Grand Pianola Music is a minimalist composition by the American composer John Adams written in 1981. It was premiered on February 26, 1982, by the San Francisco Symphony in the Japan Center in San Francisco as part of a series called "New and Unusual Music". The pianists Robin Sutherland and Julie Steinberg, sopranos Marlene Rozofsky and Eileen Williams, and alto Elizabeth Anker performed with the orchestra. The composer conducted.

== Music ==
The work is in three movements:

It is a typical phase music work in that it is distinctly tonal, has a slow harmonic rhythm and stays in harmonically stable areas, and has a steady regular rhythmic pulse. As with many compositions in this genre, it is creative through its formal architecture, dramatically changing in mood and texture throughout its 30-minute length, especially in the first and third parts which both rise to a succession of highly dramatic crescendoes.

The work's inspiration was a mixture of two elements. At the time of its composition, the composer was beginning to pay more attention to the subject matter of his subconscious, such as dreams. In one dream, he describes driving along Interstate 5, when he was approached from behind by two black limousines. As the vehicles drew up beside him, they transformed into two incredibly long Steinway pianos, giving off volleys of E♭ and B♭ major arpeggios. It reminded him of walking down the hallways of the San Francisco Conservatory of Music, where he used to hear students practicing the piano, creating a "sonic blur of twenty or more pianos playing Chopin, the 'Emperor' Concerto, Hanon, Rachmaninov, the Maple Leaf Rag, and much more". An example of this is clearly audible during Part I of the work, when the two pianos enter as soloists for the first time. Several of his other works, including his large-scale orchestral work, Harmonielehre, were inspired by similar visions.

The piece is at times very delicate but makes full use of the dynamic capabilities of its large ensemble in the fast movements. The woodwinds remain quiet for most of the time, gently repeating the rhythmic pulses while the two pianos play waves of arpeggios. The three female voices (described in the notes to the full score of the work as "the sirens") sing wordless harmony, at some times singing very long slow triads over the chugging ensemble, at other times imitating the short fast notes of the winds and brass.

== Instrumentation ==

- Woodwinds
2 flutes, both doubling piccolo
2 oboes
2 clarinets in B♭, 2nd doubling bass clarinet
2 bassoons

- Brass
2 horns in F
2 trumpets in B♭
2 trombones
1 tuba

- Percussion, 3 players
vibraphone
xylophone
marimba
glockenspiel
crotales, bowed
2 suspended cymbals
crash cymbals
5 tenor drums
pedal bass drum, small

large bass drum
maracas
wood block, high
tambourine
2 triangles

- Voices
3 women's voices, amplified

- Keyboards
2 pianos

== Critical reception and history ==
After its successful San Francisco premiere, Grand Pianola Music was booed by many at its New York premiere (not conducted by Adams) in summer 1982. According to Adams, "True, it was a very shaky performance, and the piece came at the end of a long concert of new works principally by serialist composers from the Columbia-Princeton school. In the context of this otherwise rather sober repertoire, Grand Pianola Music must doubtless have seemed like a smirking truant with a dirty face, in need of a severe spanking."
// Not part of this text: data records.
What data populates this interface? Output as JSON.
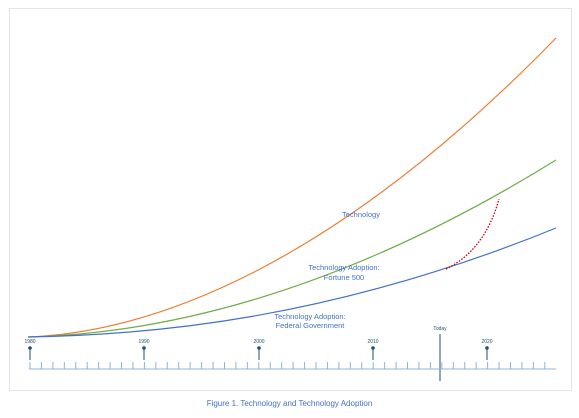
{
  "curves": [
    {
      "id": "technology",
      "label_lines": [
        "Technology"
      ],
      "color": "#ed7d31"
    },
    {
      "id": "fortune500",
      "label_lines": [
        "Technology Adoption:",
        "Fortune 500"
      ],
      "color": "#70ad47"
    },
    {
      "id": "federal",
      "label_lines": [
        "Technology Adoption:",
        "Federal Government"
      ],
      "color": "#4472c4"
    }
  ],
  "gap_curve": {
    "color": "#c00000",
    "style": "dotted"
  },
  "timeline": {
    "years": [
      "1980",
      "1990",
      "2000",
      "2010",
      "2020"
    ],
    "today_label": "Today",
    "color": "#1f4e79",
    "tick_color": "#8fb4d9"
  },
  "caption": "Figure 1. Technology and Technology Adoption"
}
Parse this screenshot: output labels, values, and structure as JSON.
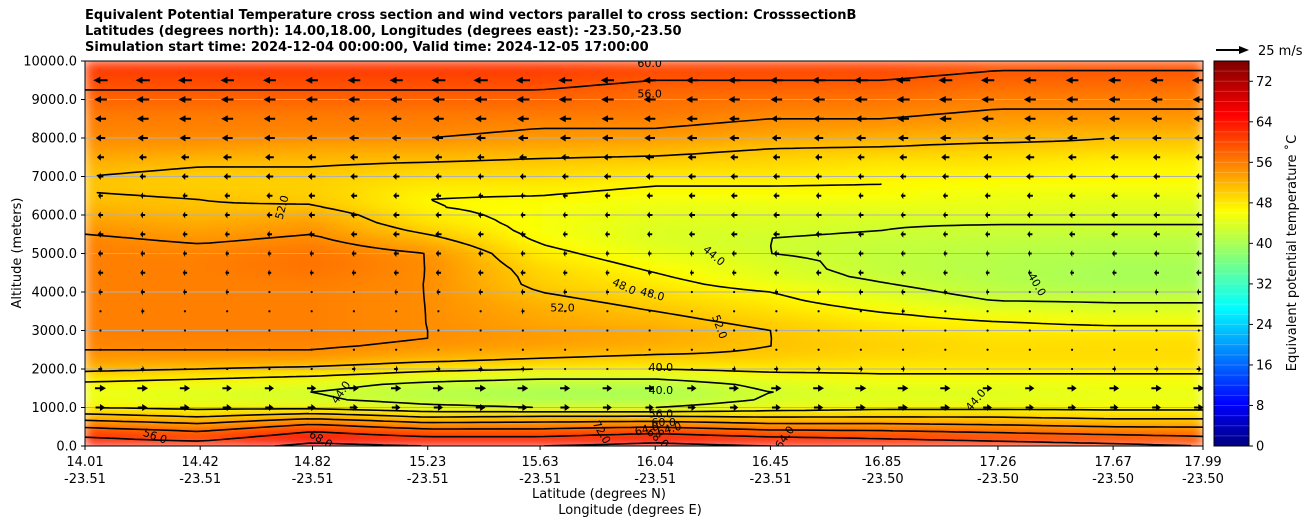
{
  "chart_data": {
    "type": "heatmap",
    "title_lines": [
      "Equivalent Potential Temperature cross section and wind vectors parallel to cross section: CrosssectionB",
      "Latitudes (degrees north): 14.00,18.00, Longitudes (degrees east): -23.50,-23.50",
      "Simulation start time: 2024-12-04 00:00:00, Valid time: 2024-12-05 17:00:00"
    ],
    "xlabel_lat": "Latitude (degrees N)",
    "xlabel_lon": "Longitude (degrees E)",
    "ylabel": "Altitude (meters)",
    "xlim": [
      14.01,
      17.99
    ],
    "ylim": [
      0,
      10000
    ],
    "x_ticks": [
      {
        "lat": "14.01",
        "lon": "-23.51",
        "value": 14.01
      },
      {
        "lat": "14.42",
        "lon": "-23.51",
        "value": 14.42
      },
      {
        "lat": "14.82",
        "lon": "-23.51",
        "value": 14.82
      },
      {
        "lat": "15.23",
        "lon": "-23.51",
        "value": 15.23
      },
      {
        "lat": "15.63",
        "lon": "-23.51",
        "value": 15.63
      },
      {
        "lat": "16.04",
        "lon": "-23.51",
        "value": 16.04
      },
      {
        "lat": "16.45",
        "lon": "-23.51",
        "value": 16.45
      },
      {
        "lat": "16.85",
        "lon": "-23.50",
        "value": 16.85
      },
      {
        "lat": "17.26",
        "lon": "-23.50",
        "value": 17.26
      },
      {
        "lat": "17.67",
        "lon": "-23.50",
        "value": 17.67
      },
      {
        "lat": "17.99",
        "lon": "-23.50",
        "value": 17.99
      }
    ],
    "y_ticks": [
      "0.0",
      "1000.0",
      "2000.0",
      "3000.0",
      "4000.0",
      "5000.0",
      "6000.0",
      "7000.0",
      "8000.0",
      "9000.0",
      "10000.0"
    ],
    "y_tick_values": [
      0,
      1000,
      2000,
      3000,
      4000,
      5000,
      6000,
      7000,
      8000,
      9000,
      10000
    ],
    "grid": "horizontal",
    "colorbar": {
      "label": "Equivalent potential temperature $^\\circ$C",
      "label_display": "Equivalent potential temperature ˚C",
      "range": [
        0,
        76
      ],
      "ticks": [
        "0",
        "8",
        "16",
        "24",
        "32",
        "40",
        "48",
        "56",
        "64",
        "72"
      ],
      "tick_values": [
        0,
        8,
        16,
        24,
        32,
        40,
        48,
        56,
        64,
        72
      ],
      "colormap": "jet"
    },
    "quiver_key": {
      "label": "25 m/s",
      "speed": 25
    },
    "profile_z": [
      0,
      250,
      500,
      750,
      1000,
      1250,
      1500,
      1750,
      2000,
      2250,
      2500,
      2750,
      3000,
      3250,
      3500,
      3750,
      4000,
      4250,
      4500,
      4750,
      5000,
      5250,
      5500,
      5750,
      6000,
      6250,
      6500,
      6750,
      7000,
      7250,
      7500,
      7750,
      8000,
      8250,
      8500,
      8750,
      9000,
      9250,
      9500,
      9750,
      10000
    ],
    "theta_e_columns": [
      {
        "x": 14.01,
        "values": [
          66,
          64,
          60,
          54,
          48,
          46,
          46,
          49,
          53,
          55,
          56,
          57,
          57,
          57,
          57,
          57,
          57,
          57,
          57,
          57,
          57,
          57,
          56,
          55,
          54,
          53,
          52,
          52,
          52,
          53,
          54,
          55,
          56,
          57,
          57,
          58,
          59,
          60,
          61,
          62,
          63
        ]
      },
      {
        "x": 14.42,
        "values": [
          66,
          62,
          58,
          52,
          47,
          45,
          45,
          48,
          52,
          55,
          56,
          57,
          57,
          57,
          57,
          57,
          57,
          57,
          57,
          57,
          57,
          56,
          55,
          54,
          53,
          52,
          52,
          51,
          51,
          52,
          53,
          55,
          56,
          57,
          57,
          58,
          59,
          60,
          61,
          62,
          63
        ]
      },
      {
        "x": 14.82,
        "values": [
          69,
          66,
          62,
          55,
          47,
          44,
          44,
          47,
          51,
          55,
          56,
          57,
          57,
          57,
          57,
          57,
          57,
          57,
          58,
          58,
          58,
          57,
          56,
          55,
          54,
          52,
          51,
          51,
          51,
          52,
          53,
          54,
          56,
          57,
          57,
          58,
          59,
          60,
          61,
          62,
          63
        ]
      },
      {
        "x": 15.23,
        "values": [
          68,
          64,
          59,
          52,
          45,
          42,
          42,
          45,
          49,
          53,
          55,
          56,
          56,
          56,
          56,
          56,
          56,
          56,
          56,
          56,
          56,
          54,
          52,
          50,
          49,
          48,
          48,
          49,
          50,
          51,
          53,
          54,
          56,
          57,
          57,
          58,
          59,
          60,
          61,
          62,
          63
        ]
      },
      {
        "x": 15.63,
        "values": [
          68,
          64,
          59,
          53,
          44,
          41,
          41,
          44,
          48,
          52,
          54,
          55,
          55,
          54,
          54,
          53,
          52,
          51,
          51,
          50,
          49,
          48,
          47,
          47,
          47,
          47,
          48,
          49,
          50,
          51,
          52,
          54,
          55,
          56,
          57,
          58,
          59,
          60,
          61,
          62,
          63
        ]
      },
      {
        "x": 16.04,
        "values": [
          69,
          66,
          60,
          53,
          44,
          41,
          41,
          44,
          48,
          51,
          53,
          54,
          54,
          53,
          52,
          51,
          50,
          49,
          48,
          47,
          46,
          45,
          45,
          45,
          46,
          46,
          47,
          48,
          49,
          50,
          52,
          53,
          55,
          56,
          57,
          58,
          58,
          59,
          60,
          61,
          62
        ]
      },
      {
        "x": 16.45,
        "values": [
          68,
          64,
          58,
          52,
          46,
          44,
          44,
          46,
          49,
          51,
          52,
          52,
          52,
          51,
          50,
          49,
          48,
          46,
          45,
          45,
          44,
          44,
          44,
          45,
          45,
          46,
          47,
          48,
          49,
          50,
          51,
          52,
          54,
          55,
          56,
          57,
          58,
          59,
          60,
          61,
          62
        ]
      },
      {
        "x": 16.85,
        "values": [
          67,
          63,
          58,
          52,
          47,
          45,
          45,
          47,
          49,
          50,
          51,
          51,
          50,
          49,
          48,
          46,
          45,
          44,
          43,
          43,
          43,
          43,
          44,
          44,
          45,
          46,
          47,
          48,
          48,
          49,
          50,
          52,
          53,
          55,
          56,
          57,
          58,
          59,
          60,
          61,
          62
        ]
      },
      {
        "x": 17.26,
        "values": [
          66,
          62,
          57,
          52,
          47,
          45,
          45,
          47,
          49,
          50,
          50,
          50,
          49,
          48,
          46,
          44,
          43,
          42,
          42,
          42,
          42,
          43,
          43,
          44,
          45,
          46,
          46,
          47,
          48,
          49,
          50,
          51,
          53,
          54,
          55,
          56,
          57,
          58,
          59,
          60,
          61
        ]
      },
      {
        "x": 17.67,
        "values": [
          65,
          61,
          56,
          51,
          47,
          46,
          46,
          47,
          49,
          50,
          50,
          50,
          49,
          47,
          45,
          44,
          42,
          41,
          41,
          41,
          42,
          42,
          43,
          44,
          45,
          45,
          46,
          47,
          48,
          48,
          49,
          51,
          52,
          54,
          55,
          56,
          57,
          58,
          59,
          60,
          61
        ]
      },
      {
        "x": 17.99,
        "values": [
          64,
          60,
          56,
          51,
          47,
          46,
          46,
          47,
          49,
          50,
          50,
          50,
          49,
          47,
          45,
          44,
          42,
          41,
          41,
          41,
          42,
          42,
          43,
          44,
          45,
          45,
          46,
          47,
          48,
          48,
          49,
          51,
          52,
          54,
          55,
          56,
          57,
          58,
          59,
          60,
          61
        ]
      }
    ],
    "wind_speed_profile": [
      {
        "z": 1000,
        "u": 8
      },
      {
        "z": 1500,
        "u": 9
      },
      {
        "z": 2000,
        "u": 3
      },
      {
        "z": 2500,
        "u": 0
      },
      {
        "z": 3000,
        "u": -1
      },
      {
        "z": 3500,
        "u": -2
      },
      {
        "z": 4000,
        "u": -3
      },
      {
        "z": 4500,
        "u": -4
      },
      {
        "z": 5000,
        "u": -4
      },
      {
        "z": 5500,
        "u": -5
      },
      {
        "z": 6000,
        "u": -5
      },
      {
        "z": 6500,
        "u": -5
      },
      {
        "z": 7000,
        "u": -6
      },
      {
        "z": 7500,
        "u": -7
      },
      {
        "z": 8000,
        "u": -9
      },
      {
        "z": 8500,
        "u": -10
      },
      {
        "z": 9000,
        "u": -11
      },
      {
        "z": 9500,
        "u": -12
      }
    ],
    "contour_labels": [
      {
        "text": "60.0",
        "x": 16.02,
        "z": 9950,
        "angle": 0
      },
      {
        "text": "56.0",
        "x": 16.02,
        "z": 9150,
        "angle": 0
      },
      {
        "text": "52.0",
        "x": 14.71,
        "z": 6200,
        "angle": -75
      },
      {
        "text": "44.0",
        "x": 16.25,
        "z": 4950,
        "angle": 40
      },
      {
        "text": "40.0",
        "x": 17.4,
        "z": 4200,
        "angle": 60
      },
      {
        "text": "48.0",
        "x": 15.93,
        "z": 4150,
        "angle": 25
      },
      {
        "text": "48.0",
        "x": 16.03,
        "z": 3950,
        "angle": 15
      },
      {
        "text": "52.0",
        "x": 15.71,
        "z": 3600,
        "angle": 0
      },
      {
        "text": "52.0",
        "x": 16.27,
        "z": 3100,
        "angle": 70
      },
      {
        "text": "40.0",
        "x": 16.06,
        "z": 2050,
        "angle": 0
      },
      {
        "text": "40.0",
        "x": 16.06,
        "z": 1450,
        "angle": 0
      },
      {
        "text": "44.0",
        "x": 14.92,
        "z": 1400,
        "angle": -55
      },
      {
        "text": "44.0",
        "x": 17.18,
        "z": 1200,
        "angle": -50
      },
      {
        "text": "56.0",
        "x": 16.06,
        "z": 850,
        "angle": 0
      },
      {
        "text": "60.0",
        "x": 16.07,
        "z": 620,
        "angle": 0
      },
      {
        "text": "64.0",
        "x": 16.01,
        "z": 450,
        "angle": -15
      },
      {
        "text": "64.0",
        "x": 16.09,
        "z": 450,
        "angle": -15
      },
      {
        "text": "56.0",
        "x": 14.26,
        "z": 260,
        "angle": 20
      },
      {
        "text": "68.0",
        "x": 14.85,
        "z": 180,
        "angle": 30
      },
      {
        "text": "72.0",
        "x": 15.85,
        "z": 360,
        "angle": 60
      },
      {
        "text": "68.0",
        "x": 16.05,
        "z": 210,
        "angle": 40
      },
      {
        "text": "64.0",
        "x": 16.5,
        "z": 230,
        "angle": -55
      }
    ]
  }
}
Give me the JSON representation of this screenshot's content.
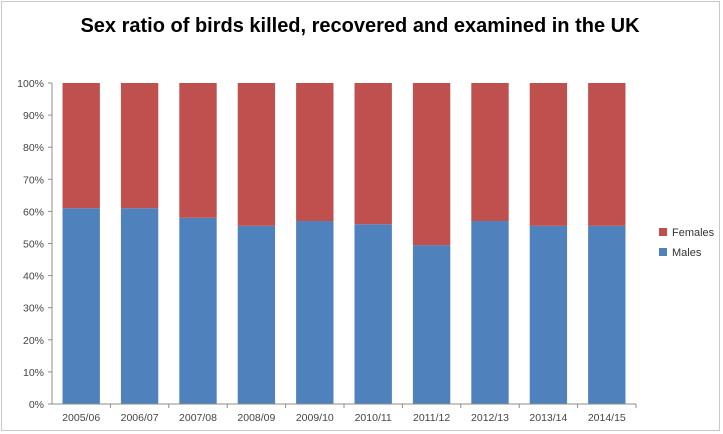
{
  "chart_data": {
    "type": "bar",
    "stacked": "percent",
    "title": "Sex ratio of birds killed, recovered and examined in the UK",
    "xlabel": "",
    "ylabel": "",
    "ylim": [
      0,
      100
    ],
    "y_tick_labels": [
      "0%",
      "10%",
      "20%",
      "30%",
      "40%",
      "50%",
      "60%",
      "70%",
      "80%",
      "90%",
      "100%"
    ],
    "grid": false,
    "legend_position": "right",
    "categories": [
      "2005/06",
      "2006/07",
      "2007/08",
      "2008/09",
      "2009/10",
      "2010/11",
      "2011/12",
      "2012/13",
      "2013/14",
      "2014/15"
    ],
    "series": [
      {
        "name": "Males",
        "color": "#4f81bd",
        "values": [
          61,
          61,
          58,
          55.5,
          57,
          56,
          49.5,
          57,
          55.5,
          55.5
        ]
      },
      {
        "name": "Females",
        "color": "#c0504d",
        "values": [
          39,
          39,
          42,
          44.5,
          43,
          44,
          50.5,
          43,
          44.5,
          44.5
        ]
      }
    ],
    "legend_order": [
      "Females",
      "Males"
    ]
  }
}
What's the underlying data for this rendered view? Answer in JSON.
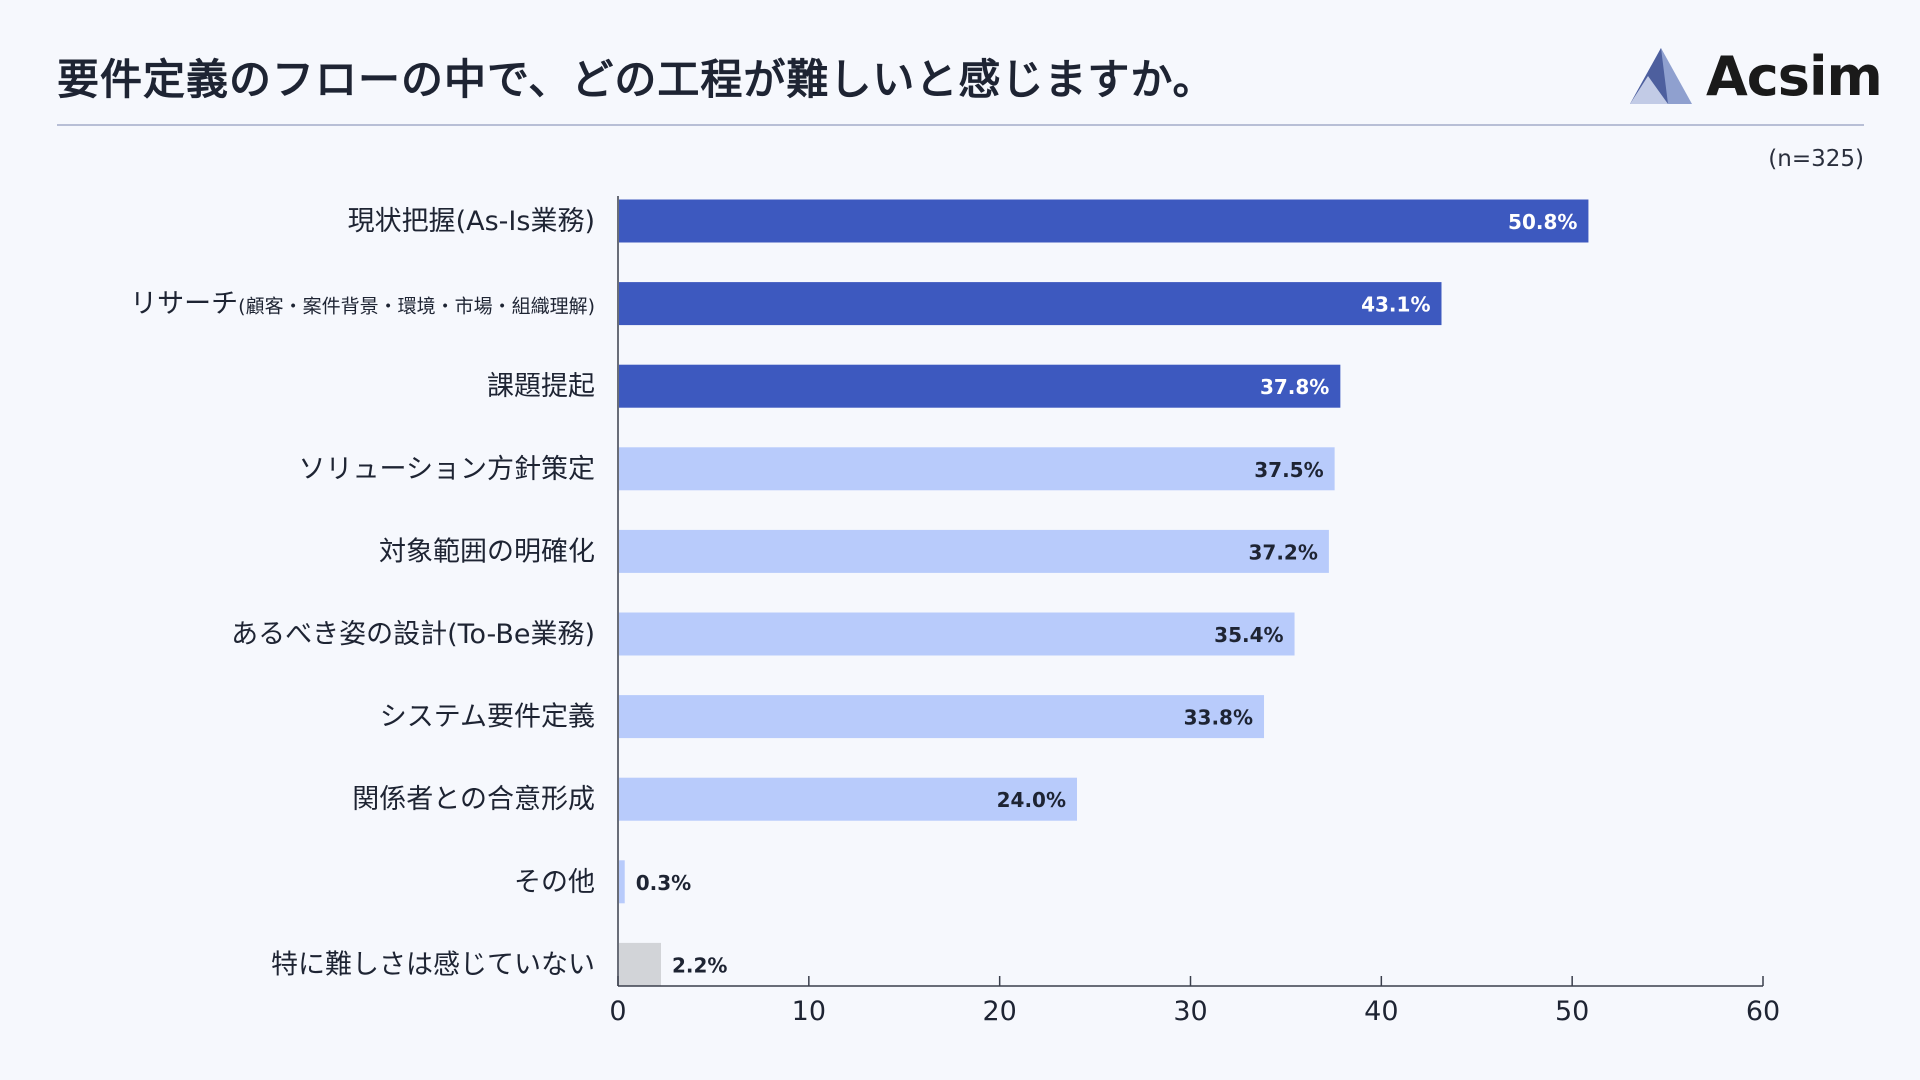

Despite the reaction, Adams maintains that the piece was not intended to "thumb its nose" at the rest of the "high art" pieces being performed at the event and admits being alarmed by the severity of its reception. Retrospectively, he finds that he is "impressed by its boldness".

The piece has enjoyed a successful performance history, being one of his most popular works from that period. It has been recorded by several different artists, twice in the presence of the composer.

Grand Pianola Music appears in the Modern Era soundtrack of the computer game Civilization IV, along with several other pieces by Adams.